Schock für die britische Königsfamilie: Andrew Mountbatten-Windsor (66) wurde während eines Spaziergangs mit seinen Hunden von einem maskierten Mann bedroht. Der Vorfall soll den skandalträchtigen Bruder von König Charles sehr mitgenommen haben.
Der Verdächtige wurde wenig später wegen Waffenbesitzes und Störung der öffentlichen Ordnung festgenommen. Ein unbewaffneter Bodyguard war zwar dabei, konnte die Bedrohung aber nicht verhindern.
Wie die britische Zeitung "The Telegraph" berichtet, reicht dem Ex-Prinzen sein bisheriger Schutz nun offenbar nicht mehr. Er soll seinen früheren, zehnköpfigen, steuerfinanzierten Personenschutz zurückfordern.

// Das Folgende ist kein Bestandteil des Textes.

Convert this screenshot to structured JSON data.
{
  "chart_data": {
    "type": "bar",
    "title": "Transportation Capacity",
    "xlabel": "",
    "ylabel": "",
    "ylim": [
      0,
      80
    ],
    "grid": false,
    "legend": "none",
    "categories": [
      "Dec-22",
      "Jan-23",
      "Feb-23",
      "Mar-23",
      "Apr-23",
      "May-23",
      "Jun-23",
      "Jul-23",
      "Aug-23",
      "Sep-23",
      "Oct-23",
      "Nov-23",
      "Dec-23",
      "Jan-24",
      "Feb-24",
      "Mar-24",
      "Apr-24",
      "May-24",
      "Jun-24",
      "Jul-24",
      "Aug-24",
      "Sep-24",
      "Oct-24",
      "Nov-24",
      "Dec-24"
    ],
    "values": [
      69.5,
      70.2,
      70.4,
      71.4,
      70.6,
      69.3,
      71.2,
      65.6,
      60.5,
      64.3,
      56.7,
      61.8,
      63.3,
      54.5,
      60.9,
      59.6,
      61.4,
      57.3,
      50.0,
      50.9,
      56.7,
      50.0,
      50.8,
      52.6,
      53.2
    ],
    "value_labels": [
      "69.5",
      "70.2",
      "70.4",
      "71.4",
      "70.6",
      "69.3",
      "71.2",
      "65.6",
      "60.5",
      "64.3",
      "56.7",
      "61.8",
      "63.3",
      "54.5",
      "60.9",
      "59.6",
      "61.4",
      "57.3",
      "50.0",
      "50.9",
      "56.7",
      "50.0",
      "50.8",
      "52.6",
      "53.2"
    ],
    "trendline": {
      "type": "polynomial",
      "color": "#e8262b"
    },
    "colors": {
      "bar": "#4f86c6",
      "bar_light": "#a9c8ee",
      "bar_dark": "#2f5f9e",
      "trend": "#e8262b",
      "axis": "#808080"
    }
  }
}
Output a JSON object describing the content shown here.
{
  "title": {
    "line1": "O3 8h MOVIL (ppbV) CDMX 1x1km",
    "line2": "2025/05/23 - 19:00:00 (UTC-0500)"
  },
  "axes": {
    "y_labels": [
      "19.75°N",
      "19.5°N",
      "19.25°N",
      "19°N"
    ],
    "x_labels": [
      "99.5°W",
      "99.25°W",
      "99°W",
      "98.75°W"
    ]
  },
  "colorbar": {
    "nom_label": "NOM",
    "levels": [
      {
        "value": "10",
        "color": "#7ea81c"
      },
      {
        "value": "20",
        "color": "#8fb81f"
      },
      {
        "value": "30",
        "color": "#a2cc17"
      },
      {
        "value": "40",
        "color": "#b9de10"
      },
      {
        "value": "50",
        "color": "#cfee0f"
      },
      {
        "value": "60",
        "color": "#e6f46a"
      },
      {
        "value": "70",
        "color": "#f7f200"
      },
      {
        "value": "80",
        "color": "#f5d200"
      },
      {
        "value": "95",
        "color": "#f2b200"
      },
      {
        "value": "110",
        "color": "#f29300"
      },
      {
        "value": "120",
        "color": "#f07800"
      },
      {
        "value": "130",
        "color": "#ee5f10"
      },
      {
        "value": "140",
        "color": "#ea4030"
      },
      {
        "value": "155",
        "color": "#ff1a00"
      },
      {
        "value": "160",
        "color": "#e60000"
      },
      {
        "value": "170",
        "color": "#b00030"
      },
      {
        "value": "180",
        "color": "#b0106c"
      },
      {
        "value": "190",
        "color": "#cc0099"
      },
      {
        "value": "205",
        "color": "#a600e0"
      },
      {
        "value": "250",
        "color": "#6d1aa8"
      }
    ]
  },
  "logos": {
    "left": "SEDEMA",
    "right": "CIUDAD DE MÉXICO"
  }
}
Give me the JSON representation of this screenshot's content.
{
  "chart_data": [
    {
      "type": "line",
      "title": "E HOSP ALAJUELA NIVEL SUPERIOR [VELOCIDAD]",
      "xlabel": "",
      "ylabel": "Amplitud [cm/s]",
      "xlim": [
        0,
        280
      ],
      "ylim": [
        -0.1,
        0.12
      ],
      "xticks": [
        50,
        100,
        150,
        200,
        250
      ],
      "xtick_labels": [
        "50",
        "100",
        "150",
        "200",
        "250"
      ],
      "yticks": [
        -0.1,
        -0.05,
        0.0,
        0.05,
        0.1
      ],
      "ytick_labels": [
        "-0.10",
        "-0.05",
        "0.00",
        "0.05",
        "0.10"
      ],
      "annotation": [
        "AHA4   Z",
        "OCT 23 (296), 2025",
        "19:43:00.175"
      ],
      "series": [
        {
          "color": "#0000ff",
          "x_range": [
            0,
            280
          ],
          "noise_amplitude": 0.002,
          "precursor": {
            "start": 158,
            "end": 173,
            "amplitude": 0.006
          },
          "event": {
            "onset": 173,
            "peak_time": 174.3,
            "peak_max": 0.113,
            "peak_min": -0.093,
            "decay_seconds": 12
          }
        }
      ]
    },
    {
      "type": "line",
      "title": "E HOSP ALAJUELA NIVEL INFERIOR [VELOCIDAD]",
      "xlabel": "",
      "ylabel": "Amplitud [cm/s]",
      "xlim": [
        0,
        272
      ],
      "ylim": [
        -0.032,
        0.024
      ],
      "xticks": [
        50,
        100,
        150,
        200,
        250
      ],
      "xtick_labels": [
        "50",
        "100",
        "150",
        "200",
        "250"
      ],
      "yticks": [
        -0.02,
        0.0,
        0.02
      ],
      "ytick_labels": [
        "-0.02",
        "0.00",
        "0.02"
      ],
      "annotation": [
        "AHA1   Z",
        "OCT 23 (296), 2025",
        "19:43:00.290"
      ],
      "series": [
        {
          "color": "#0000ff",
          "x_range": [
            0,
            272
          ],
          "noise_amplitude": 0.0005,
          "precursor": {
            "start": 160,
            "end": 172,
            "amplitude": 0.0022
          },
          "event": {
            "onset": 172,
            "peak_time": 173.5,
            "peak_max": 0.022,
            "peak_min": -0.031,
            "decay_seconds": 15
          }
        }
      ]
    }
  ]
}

Bis 2022 wurde der 66-Jährige rund um die Uhr von der Polizei bewacht – wie es allen arbeitenden Royals zusteht. Doch im Zuge des Epstein-Skandals entzog ihm die Queen seine militärischen Titel und königlichen Schirmherrschaften.
Seither nimmt Andrew keine offiziellen Verpflichtungen mehr wahr und verlor somit auch den staatlichen Schutz. Sein Bruder König Charles (77) bezahlte danach privat für den Personenschutz, reduzierte diesen aber 2024 deutlich.
Gegen den maskierten Angreifer wurde mittlerweile Anklage wegen Belästigung erhoben. Sowohl Andrew als auch sein Bodyguard haben bereits eine Aussage bei der Polizei gemacht.